Our Adoption Story (Part 3)

“You can’t go to work like this. You can’t start out the day this angry.”

“Why not? We have every right to be angry. I don’t know how else to be.”

“It’s not over yet,” Sarah pleaded. “Maybe God will still come through for us.”

I glared at her. “We’re screwed! God hates us,” I declared.

Sarah was right: that is not a good way to start your day (or your spouse’s day). But I had a point. Six months after the collapse of our adoption attempt (and our 4th miscarriage), we had restarted the process. While waiting on Ethiopia, we were unexpectedly able to adopt a baby boy from Texas. But two months after bringing him home, an answer to our prayers now appeared to be a cruel curse.

Judah’s birthfather had been threatening to stop the adoption as soon as our little boy, then named Jakori, was born. At first, I took it for empty boasting. But he didn’t stop. By Christmas, we were afraid. At the end of the year, we spoke with our agency’s attorney. The birthfather was taking us to court. The attorney made it clear that we would lose – and lose Judah. We were billed $300 for the conversation.

We were defenseless. Neither we, nor his birthmother who courageously carried him for nine months before placing him with us, would ever see him again. And with that, we would be finished – emotional and financially.

Where was God?
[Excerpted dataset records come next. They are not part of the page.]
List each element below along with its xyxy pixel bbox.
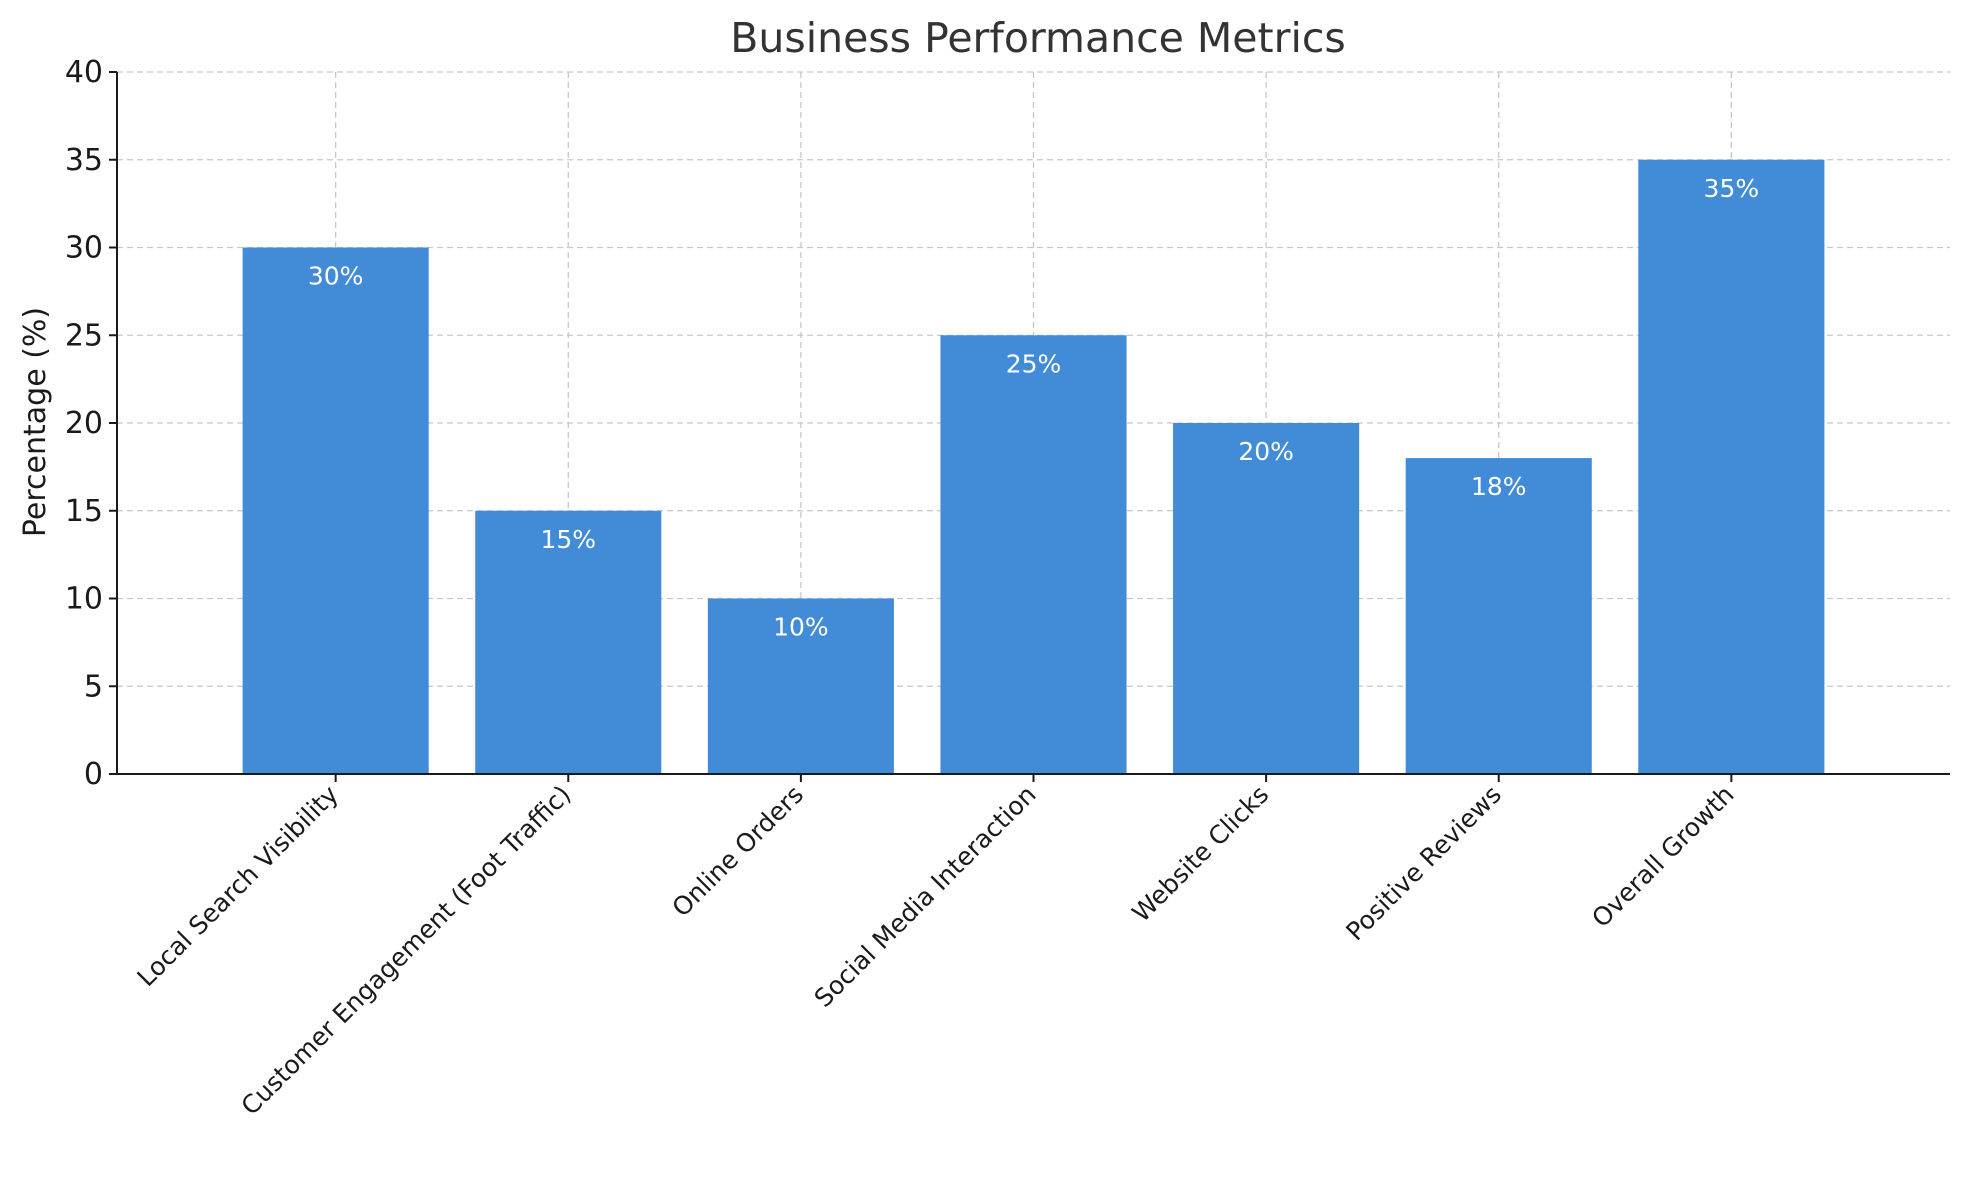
y-tick-label: 30 xyxy=(65,231,103,266)
bar-website-clicks xyxy=(1173,423,1360,774)
bar-customer-engagement-foot-traffic xyxy=(475,510,662,774)
data-label: 30% xyxy=(308,262,364,291)
bar-overall-growth xyxy=(1638,159,1825,774)
bars xyxy=(242,159,1825,774)
chart-title: Business Performance Metrics xyxy=(730,14,1346,62)
x-tick-label: Overall Growth xyxy=(1586,780,1739,933)
data-labels: 30% 15% 10% 25% 20% 18% 35% xyxy=(308,174,1759,642)
y-tick-label: 15 xyxy=(65,494,103,529)
data-label: 18% xyxy=(1471,472,1527,501)
data-label: 20% xyxy=(1238,437,1294,466)
bar-local-search-visibility xyxy=(242,247,429,774)
x-tick-label: Local Search Visibility xyxy=(132,780,345,993)
bar-positive-reviews xyxy=(1405,458,1592,774)
data-label: 10% xyxy=(773,613,829,642)
x-tick-label: Website Clicks xyxy=(1126,780,1274,928)
bar-online-orders xyxy=(707,598,894,774)
data-label: 35% xyxy=(1704,174,1760,203)
x-tick-label: Positive Reviews xyxy=(1340,780,1507,947)
x-tick-label: Social Media Interaction xyxy=(809,780,1042,1013)
data-label: 15% xyxy=(540,525,596,554)
y-axis-label: Percentage (%) xyxy=(18,307,53,537)
y-tick-label: 40 xyxy=(65,55,103,90)
data-label: 25% xyxy=(1006,349,1062,378)
y-tick-label: 20 xyxy=(65,406,103,441)
y-ticks: 0 5 10 15 20 25 30 35 40 xyxy=(65,55,117,792)
y-tick-label: 0 xyxy=(84,757,103,792)
x-tick-label: Online Orders xyxy=(667,780,810,923)
y-tick-label: 10 xyxy=(65,582,103,617)
bar-social-media-interaction xyxy=(940,335,1127,774)
y-tick-label: 5 xyxy=(84,669,103,704)
y-tick-label: 35 xyxy=(65,143,103,178)
y-tick-label: 25 xyxy=(65,318,103,353)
We previously thought He had forgotten us. Now, He had remembered – and sent us on a suicide mission.

We had always been taught that to connect with God, you should read your Bible and pray. I found the Psalms to be relatable in their raw honesty, but otherwise reading the Bible seemed like an exercise in cognitive dissonance. And when I did pray, all that came out was profanity and outrage. At a class on prayer, Matt Woodley asked, “Why don’t we pray?” and I replied, “I feel like I’m standing in front of a 10-story building completely engulfed in flames – and in my hand is a squirt gun.”

But in the weeks that followed, Church of the Resurrection embraced us in ways we had never experienced before. I met with Father Gregory (now serving in Cambodia), and instead of offering trite answers he listened, prayed, and told me told me only what he heard from the Lord. Friends came from all over Chicago to a prayer night for us at the old Ministry Center. Margie Fawcett led a liturgy based upon 2 Chronicles 20, and then – when we couldn’t find the words to pray – Brett Crull led almost two dozen people in praying for us.

Externally, nothing changed. Legal bills rolled in each week. Judah’s blood was drawn for a paternity test, and he screamed as if he knew that it was not only a needle prick, but a key step in tearing our family apart. When I held him, I wondered if he would ever know who I was, or who Sarah was.

By Ash Wednesday, we imminently awaited the order to return Judah to Texas. As we sang, “Lord, Have Mercy,” I couldn’t get the words out without weeping. Scenes from the past two years replayed in my mind, a montage of loss, pain and futility. Now we awaited the end. Father Kevin’s sermon, “The Spiritual Disciplines You Didn’t Choose,” was either written specifically for us or was a product of the Holy Spirit. Listening to his prophetic words, I suddenly recalled the Civil War movie Glory.

A regiment of African-American soldiers (the Massachusetts 54th) is given what amounts to a suicide mission. They realize that they cannot possibly take the fort they have been ordered to attack, and that they will all die in the attempt. But they embrace their mission and fight bravely, proving by their deaths on the battlefield what no one believed of them. If only on that night, I was able to accept my mission as I understood it: to love Judah for a few more days and then say goodbye forever.

Two days later, we received the most astonishing news: there was a zero percent chance that the man trying to take our son away from us was his father! No one had expected this. Some called it a miracle. All we knew was that God had delivered us. Suddenly, we could imagine a future with Judah. We would see him grow up, watch him learn to walk and run, hear his first words. It remains the happiest day of our lives.

And as we rejoiced, we realized something: God had been there, only not in the ways we had been taught to look for Him. God was present to us through the Church. When we couldn’t believe, they had faith for us. When we couldn’t pray, they prayed for us. The Church literally was the hands and feet of Jesus, embracing us and healing us.

For the first time in my life, I truly believed what the Bible says: that the Church “is the body of Christ.” We all profess it, but it couldn’t be literally true – could it? Maybe the Church is meant to be like the body of Christ. Perhaps it’s a metaphor, or an ideal for which we should strive? But I know the Church is the Body of Christ because I’ve experienced it.

Judah-Jakori Douglas Roney was baptized into that Body of Christ on Pentecost of the following year, wearing a white tuxedo that his birthmother chose.